Os pesquisadores descobriram que as moléculas orgânicas secretadas na pele das borboletas azuis são muito parecidas com as da pele das larvas de formiga vermelha. E mais: quanto mais semelhante é esse coquetel químico, mais forte é a atração da formiga pela lagarta.
A descoberta deve ajudar os conservacionistas na tentativa de reintroduzir grandes borboletas azuis -ameaçadas- em seu habitat, ao fazê-los se assegurarem de que a química das lagartas e das formigas seja a mais parecida possível.
David Nash, da Universidade de Copenhague, liderou o estudo, publicado na edição de ontem da revista científica "Science". Ele disse que os resultados eram uma demonstração clara da "corrida armamentista" evolutiva que muitas vezes acontece entre os parasitas e seus hospedeiros.
"Os parasitas tentam o tempo todo se adaptar melhor aos seus hospedeiros, enquanto os hospedeiros sofrem pressões seletivas para evitar serem parasitados", afirmou Nash.
"Isso significa que pode haver uma corrida armamentista evolutiva em curso entre o parasita e seu hospedeiro. Houve alguns estudos anteriores com organismos microscópicos mostrando que isso pode ocorrer em laboratório, mas o que temos aqui, acho, é um dos primeiros casos em que nós temos evidências claras de que isso está acontecendo no campo."

"Eu sou uma formiga!"
Os cientistas estudaram dezenas de colônias de formigas vermelhas em uma ilha na costa da Dinamarca e, em cada ninho examinado, contaram o número de lagartas da grande borboleta azul (Maculinea alcon) que encontraram.
Essas borboletas põem seus ovos numa planta chamada genciana-dos-pântanos e suas lagartas crescem normalmente, alimentando-se de folhas. Mas, em uma certa fase do crescimento, as lagartas descem ao chão tecendo fios de seda.
"Elas deixam a planta da qual se alimentam e esperam no chão até serem encontradas pelas formigas", disse Nash.
Geralmente, na natureza, formigas comem lagartas. No caso das borboletas azuis, no entanto, as formigas que passam apanham gentilmente as larvas e, amorosamente, carregam-nas para o ninho -a questão é: por quê?
"As borboletas entram no ninho da formiga porque imitam os hidrocarbonetos de superfície, que as formigas têm em sua cria", afirmou o cientista. "Elas produzem esse sinal que diz: "Eu sou uma formiguinha". Nós conseguimos mostrar que, quanto mais próxima é a imitação, mais rápido elas são apanhadas pelas formigas."
Uma vez no ninho, diz Nash, "elas comem algumas larvas e também são alimentadas pelas formigas operárias, e têm preferência sobre as próprias larvas de formiga".

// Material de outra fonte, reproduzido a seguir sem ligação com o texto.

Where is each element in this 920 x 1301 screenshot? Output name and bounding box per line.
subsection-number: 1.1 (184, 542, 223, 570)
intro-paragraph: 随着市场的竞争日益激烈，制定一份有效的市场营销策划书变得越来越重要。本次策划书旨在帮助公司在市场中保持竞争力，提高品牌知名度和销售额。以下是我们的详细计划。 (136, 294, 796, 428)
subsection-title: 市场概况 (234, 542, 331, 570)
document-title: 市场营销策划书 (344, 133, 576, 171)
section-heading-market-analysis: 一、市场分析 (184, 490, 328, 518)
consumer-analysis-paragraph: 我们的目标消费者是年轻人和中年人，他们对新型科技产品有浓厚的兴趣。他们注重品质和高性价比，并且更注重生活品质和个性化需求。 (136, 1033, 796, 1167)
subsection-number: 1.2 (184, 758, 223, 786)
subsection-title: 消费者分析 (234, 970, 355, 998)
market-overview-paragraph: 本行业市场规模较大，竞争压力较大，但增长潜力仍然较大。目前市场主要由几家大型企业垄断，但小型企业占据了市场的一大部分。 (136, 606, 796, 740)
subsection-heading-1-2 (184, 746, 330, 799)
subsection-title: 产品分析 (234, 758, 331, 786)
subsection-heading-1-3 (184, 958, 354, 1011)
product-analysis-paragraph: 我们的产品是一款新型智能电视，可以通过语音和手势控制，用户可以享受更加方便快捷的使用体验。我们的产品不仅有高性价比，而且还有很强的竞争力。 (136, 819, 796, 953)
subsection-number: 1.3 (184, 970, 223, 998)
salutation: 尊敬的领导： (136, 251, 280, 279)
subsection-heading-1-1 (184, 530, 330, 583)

Duas espécies de formiga vermelha do gênero Myrmica são rotineiramente parasitadas pelas M. alcon. Mas os cientistas descobriram que uma delas é mais violentamente explorada que a outra.
A diferença na taxa de parasitismo ajuda as borboletas azuis a sobreviver, porque se ela dependesse de apenas uma espécie, haveria risco de sobreexplorar sua hospedeira. A segunda espécie-hospedeira serve como uma reserva em tempos de escassez de formigas, afirmou Nash.